North Korea is speculated to hold about 40kg of plutonium, and the communist state disclosed its uranium centrifuges in 2010, according to the White Paper.
After firing its long-range rocket, or missile, on Dec. 12, defense experts and officials suggest that it could be moving to test a nuclear weapon as it did in 2006 and 2009.
It test-fired a nuclear weapon in Oct. 2006 after it launched a long-range missile in July the same year. Its second nuclear test occurred in May 2009 after firing a missile in April 2009.
Uranium has a more powerful nuclear blast than plutonium, but it is much more difficult to develop weapons from as it holds very little U-235 isotope needed for fission.

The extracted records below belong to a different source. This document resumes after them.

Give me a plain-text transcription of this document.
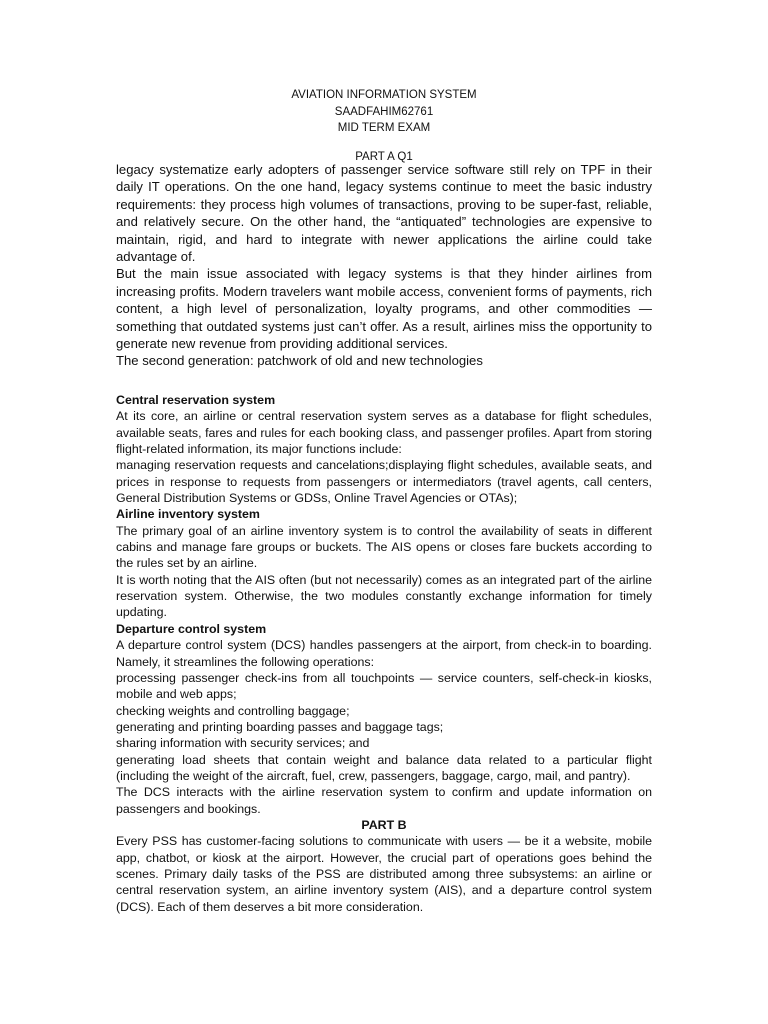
AVIATION INFORMATION SYSTEM
SAADFAHIM62761
MID TERM EXAM
PART A Q1

legacy systematize early adopters of passenger service software still rely on TPF in their daily IT operations. On the one hand, legacy systems continue to meet the basic industry requirements: they process high volumes of transactions, proving to be super-fast, reliable, and relatively secure. On the other hand, the “antiquated” technologies are expensive to maintain, rigid, and hard to integrate with newer applications the airline could take advantage of.

But the main issue associated with legacy systems is that they hinder airlines from increasing profits. Modern travelers want mobile access, convenient forms of payments, rich content, a high level of personalization, loyalty programs, and other commodities — something that outdated systems just can’t offer. As a result, airlines miss the opportunity to generate new revenue from providing additional services.

The second generation: patchwork of old and new technologies

Central reservation system

At its core, an airline or central reservation system serves as a database for flight schedules, available seats, fares and rules for each booking class, and passenger profiles. Apart from storing flight-related information, its major functions include:

managing reservation requests and cancelations;displaying flight schedules, available seats, and prices in response to requests from passengers or intermediators (travel agents, call centers, General Distribution Systems or GDSs, Online Travel Agencies or OTAs);

Airline inventory system

The primary goal of an airline inventory system is to control the availability of seats in different cabins and manage fare groups or buckets. The AIS opens or closes fare buckets according to the rules set by an airline.

It is worth noting that the AIS often (but not necessarily) comes as an integrated part of the airline reservation system. Otherwise, the two modules constantly exchange information for timely updating.

Departure control system

A departure control system (DCS) handles passengers at the airport, from check-in to boarding. Namely, it streamlines the following operations:

processing passenger check-ins from all touchpoints — service counters, self-check-in kiosks, mobile and web apps;

checking weights and controlling baggage;

generating and printing boarding passes and baggage tags;

sharing information with security services; and

generating load sheets that contain weight and balance data related to a particular flight (including the weight of the aircraft, fuel, crew, passengers, baggage, cargo, mail, and pantry).

The DCS interacts with the airline reservation system to confirm and update information on passengers and bookings.

PART B

Every PSS has customer-facing solutions to communicate with users — be it a website, mobile app, chatbot, or kiosk at the airport. However, the crucial part of operations goes behind the scenes. Primary daily tasks of the PSS are distributed among three subsystems: an airline or central reservation system, an airline inventory system (AIS), and a departure control system (DCS). Each of them deserves a bit more consideration.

The Defense Ministry also noted that it is closely monitoring signs of North Korea expanding its air and surface landing infiltration capabilities toward South Korean islands, including Yeonpyeong, in the West Sea where the country has been vulnerable to North Korean provocations.
North Korea has around 300 helicopters and 260 hovercrafts and high-speed landing ships.
The 2012 White Paper continued to brand North Korea as South Korea’s enemy, and clearly marked the country’s Northern Limit Line on a map, and stated that it will protect its territory south of the NLL, which is the “real” inter-Korean maritime border with the North.
Also, Defense Ministry officials reiterated its White Paper position on Dokdo, saying that Dokdo is “geographically, historically and legally” South Korea’s territory, and it will protect it at all cost from Japan.